Fue la prueba de que dios no existe, algo que yo ya venía sospechando desde mis tiempos de monaguillo con don Zósimo, que en la parroquia hacía de su alba un sayo. Pero, vamos, que tampoco había ninguna necesidad de demostrarme su inexistencia de esta manera.

Había invertido todo mi capital en ese negocio, y se fue al garete por culpa de un chorizo. Y aquí sigo viendo cómo las alubias flotan viudas en el caldo en busca de una morcilla inexistente. Caen diez o doce piezas en cada golpe de cuchara que se hunde en el plato. Un día y otro me siento a esta mesa con el hule de cuadros verdes que se me pega a los brazos. Ya va para tres años, de lunes a viernes, semana a semana, mes tras mes, de enero a diciembre, un año tras otro.
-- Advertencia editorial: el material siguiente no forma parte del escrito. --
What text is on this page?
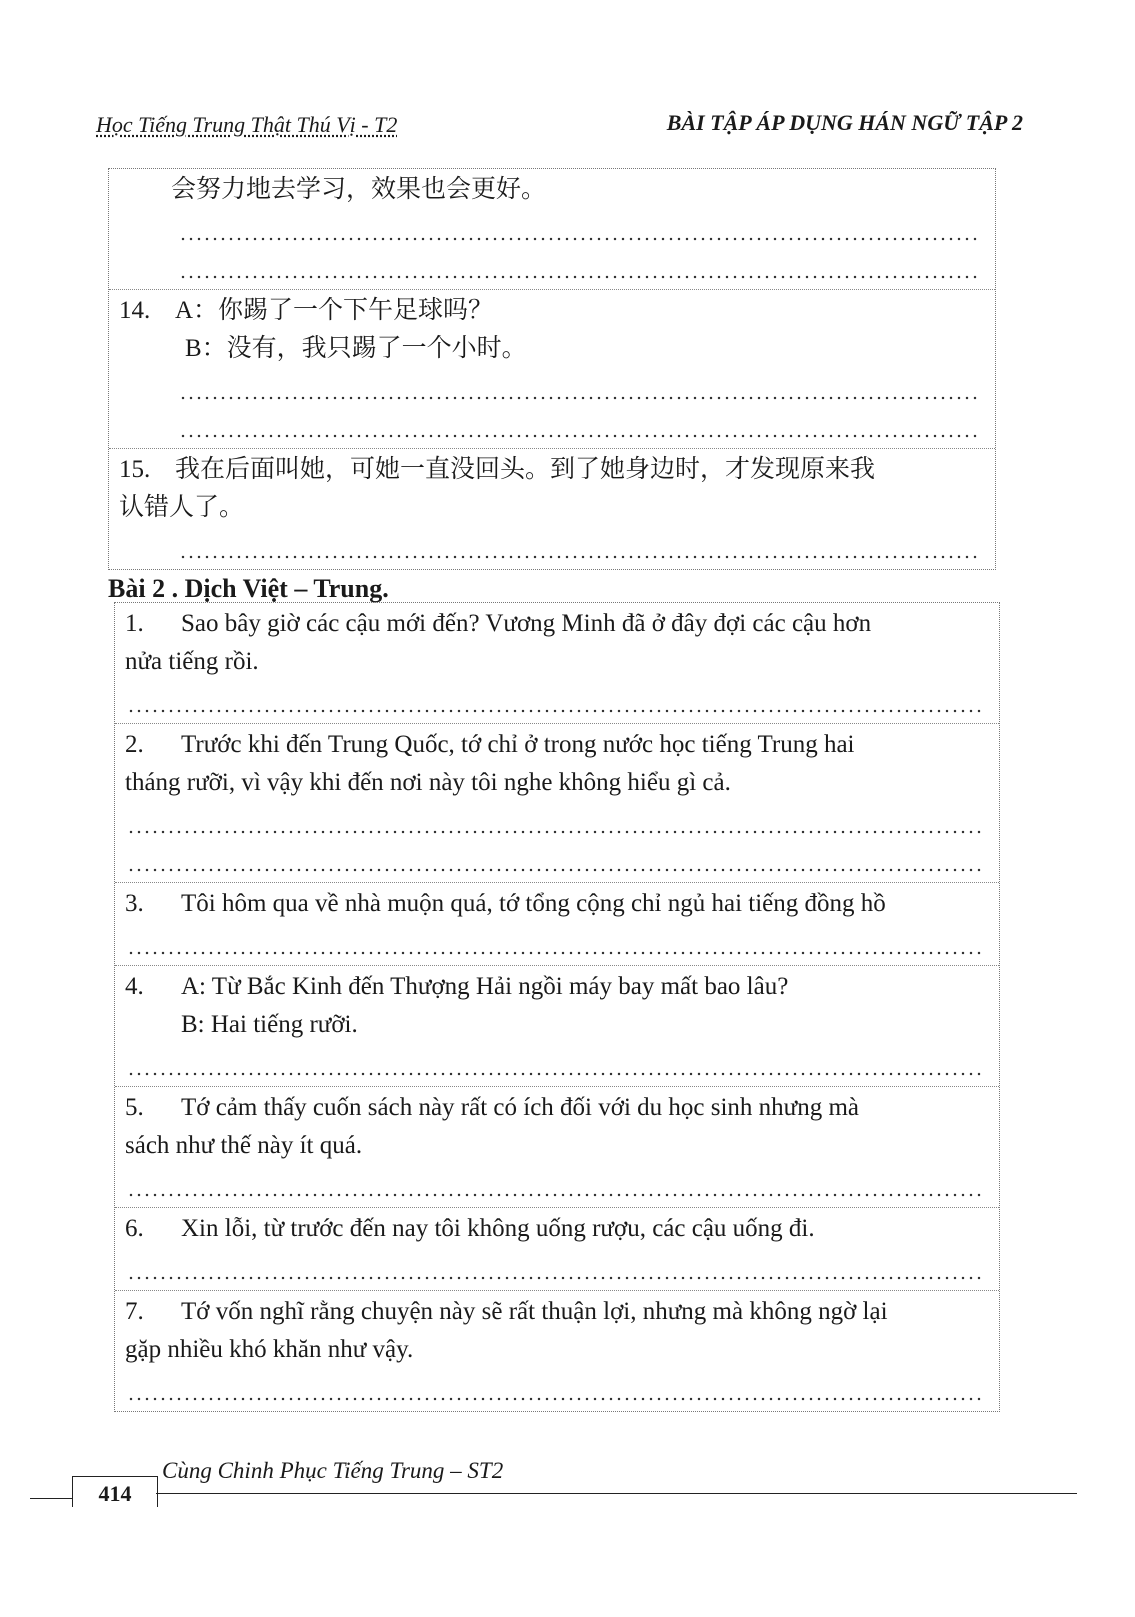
Học Tiếng Trung Thật Thú Vị - T2	BÀI TẬP ÁP DỤNG HÁN NGỮ TẬP 2
会努力地去学习，效果也会更好。
14. A：你踢了一个下午足球吗？
B：没有，我只踢了一个小时。
15. 我在后面叫她，可她一直没回头。到了她身边时，才发现原来我
认错人了。
Bài 2 . Dịch Việt – Trung.
1. Sao bây giờ các cậu mới đến? Vương Minh đã ở đây đợi các cậu hơn
nửa tiếng rồi.
2. Trước khi đến Trung Quốc, tớ chỉ ở trong nước học tiếng Trung hai
tháng rưỡi, vì vậy khi đến nơi này tôi nghe không hiểu gì cả.
3. Tôi hôm qua về nhà muộn quá, tớ tổng cộng chỉ ngủ hai tiếng đồng hồ
4. A: Từ Bắc Kinh đến Thượng Hải ngồi máy bay mất bao lâu?
B: Hai tiếng rưỡi.
5. Tớ cảm thấy cuốn sách này rất có ích đối với du học sinh nhưng mà
sách như thế này ít quá.
6. Xin lỗi, từ trước đến nay tôi không uống rượu, các cậu uống đi.
7. Tớ vốn nghĩ rằng chuyện này sẽ rất thuận lợi, nhưng mà không ngờ lại
gặp nhiều khó khăn như vậy.
Cùng Chinh Phục Tiếng Trung – ST2
414
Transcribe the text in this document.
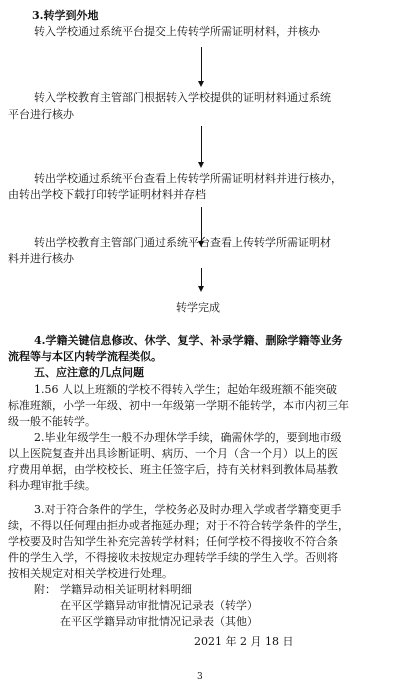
3.转学到外地
转入学校通过系统平台提交上传转学所需证明材料，并核办
转入学校教育主管部门根据转入学校提供的证明材料通过系统
平台进行核办
转出学校通过系统平台查看上传转学所需证明材料并进行核办，
由转出学校下载打印转学证明材料并存档
转出学校教育主管部门通过系统平台查看上传转学所需证明材
料并进行核办
转学完成
4.学籍关键信息修改、休学、复学、补录学籍、删除学籍等业务
流程等与本区内转学流程类似。
五、应注意的几点问题
1.56 人以上班额的学校不得转入学生；起始年级班额不能突破
标准班额，小学一年级、初中一年级第一学期不能转学，本市内初三年
级一般不能转学。
2.毕业年级学生一般不办理休学手续，确需休学的，要到地市级
以上医院复查并出具诊断证明、病历、一个月（含一个月）以上的医
疗费用单据，由学校校长、班主任签字后，持有关材料到教体局基教
科办理审批手续。
3.对于符合条件的学生，学校务必及时办理入学或者学籍变更手
续，不得以任何理由拒办或者拖延办理；对于不符合转学条件的学生，
学校要及时告知学生补充完善转学材料；任何学校不得接收不符合条
件的学生入学，不得接收未按规定办理转学手续的学生入学。否则将
按相关规定对相关学校进行处理。
附： 学籍异动相关证明材料明细
在平区学籍异动审批情况记录表（转学）
在平区学籍异动审批情况记录表（其他）
2021 年 2 月 18 日
3
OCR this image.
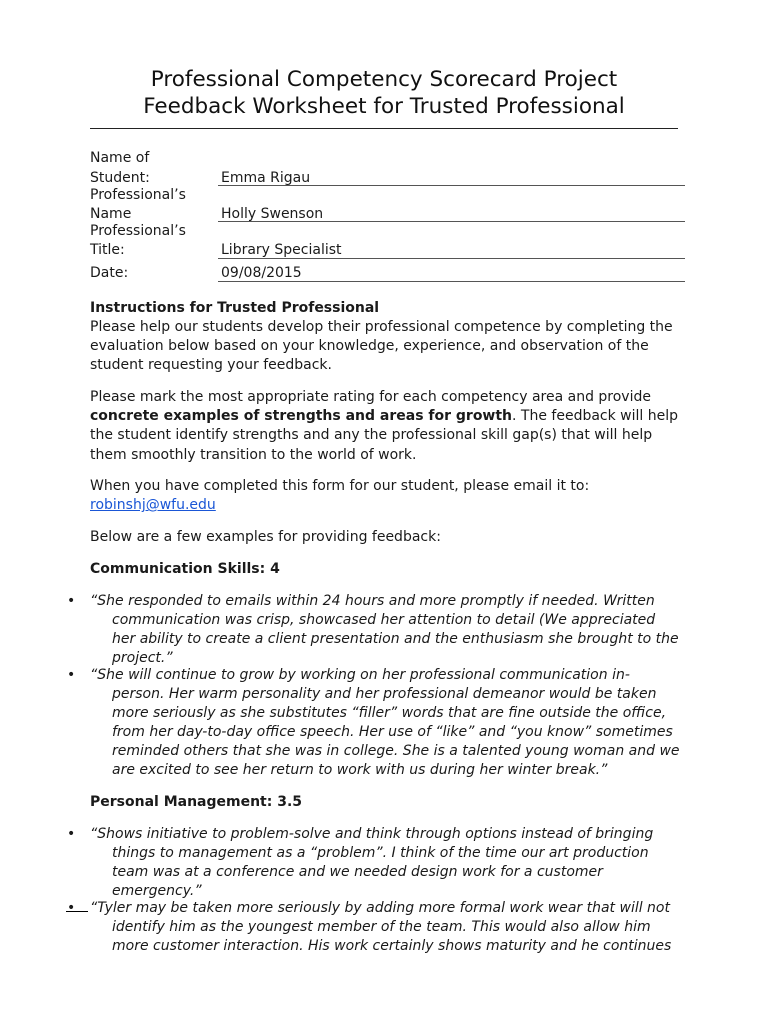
Professional Competency Scorecard Project
Feedback Worksheet for Trusted Professional
Name of
Student:	Emma Rigau
Professional’s
Name	Holly Swenson
Professional’s
Title:	Library Specialist
Date:	09/08/2015

Instructions for Trusted Professional

Please help our students develop their professional competence by completing the evaluation below based on your knowledge, experience, and observation of the student requesting your feedback.

Please mark the most appropriate rating for each competency area and provide concrete examples of strengths and areas for growth. The feedback will help the student identify strengths and any the professional skill gap(s) that will help them smoothly transition to the world of work.

When you have completed this form for our student, please email it to:
robinshj@wfu.edu

Below are a few examples for providing feedback:

Communication Skills: 4

• “She responded to emails within 24 hours and more promptly if needed. Written communication was crisp, showcased her attention to detail (We appreciated her ability to create a client presentation and the enthusiasm she brought to the project.”

• “She will continue to grow by working on her professional communication in-person. Her warm personality and her professional demeanor would be taken more seriously as she substitutes “filler” words that are fine outside the office, from her day-to-day office speech. Her use of “like” and “you know” sometimes reminded others that she was in college. She is a talented young woman and we are excited to see her return to work with us during her winter break.”

Personal Management: 3.5

• “Shows initiative to problem-solve and think through options instead of bringing things to management as a “problem”. I think of the time our art production team was at a conference and we needed design work for a customer emergency.”

• “Tyler may be taken more seriously by adding more formal work wear that will not identify him as the youngest member of the team. This would also allow him more customer interaction. His work certainly shows maturity and he continues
Las voluntarias van y vienen poniendo y quitando platos, meten los cazos en las perolas, sirven las raciones, sonríen, bromean. Alguna voz sobresale, rompe el silencio marcado por el ruido de los cubiertos al golpear o arrastrarse sobre la loza.

Al salir hago cola para recoger los bocadillos del fin de semana, como todos los viernes. El comedor cierra hasta el lunes.

Luis Cema

© LMCM Abril 2008


2 comentarios »

  1. Seguimos con religión, eh! Ya, es que da para mucho. Perfectamente comprensible el cabreo del hombre, pero debía estar ya acostumbrado a “saborear” las pruebas de la inexistencia de dios.

    No sé si lo he entendido bien, o en el final hay algo que se me escapa. Pero si no se me escapa nada, entonces me da la impresión de que tenías que haber dejado para el final alguno de los dos sustos que el pobrecito se lleva (el robo, o que encima le toque la terminación), en vez de soltarlos en los primeros párrafos, porque luego se queda uno como esperando a ver qué más pasa, y no pasa nada más. Vale que esto también sirve (aceleración al principio, tensión… y luego monotonía de alubias y bocatas), pero posiblemente hubiera sido más redondo si se entera del premio a la terminación mientras recoge sus bocadillos para el fin de semana. En fin, no somos nadie y los décimos hay que guardarlos con cuidado (yo no necesito tanto cuidado, porque nunca me toca, pero esa es otra historia).

    comentario por manuel h — Abril 22, 2008 @ 7:22 pm

  2. La verdad es que llevas razón, así que propongo otro a partir del mismo.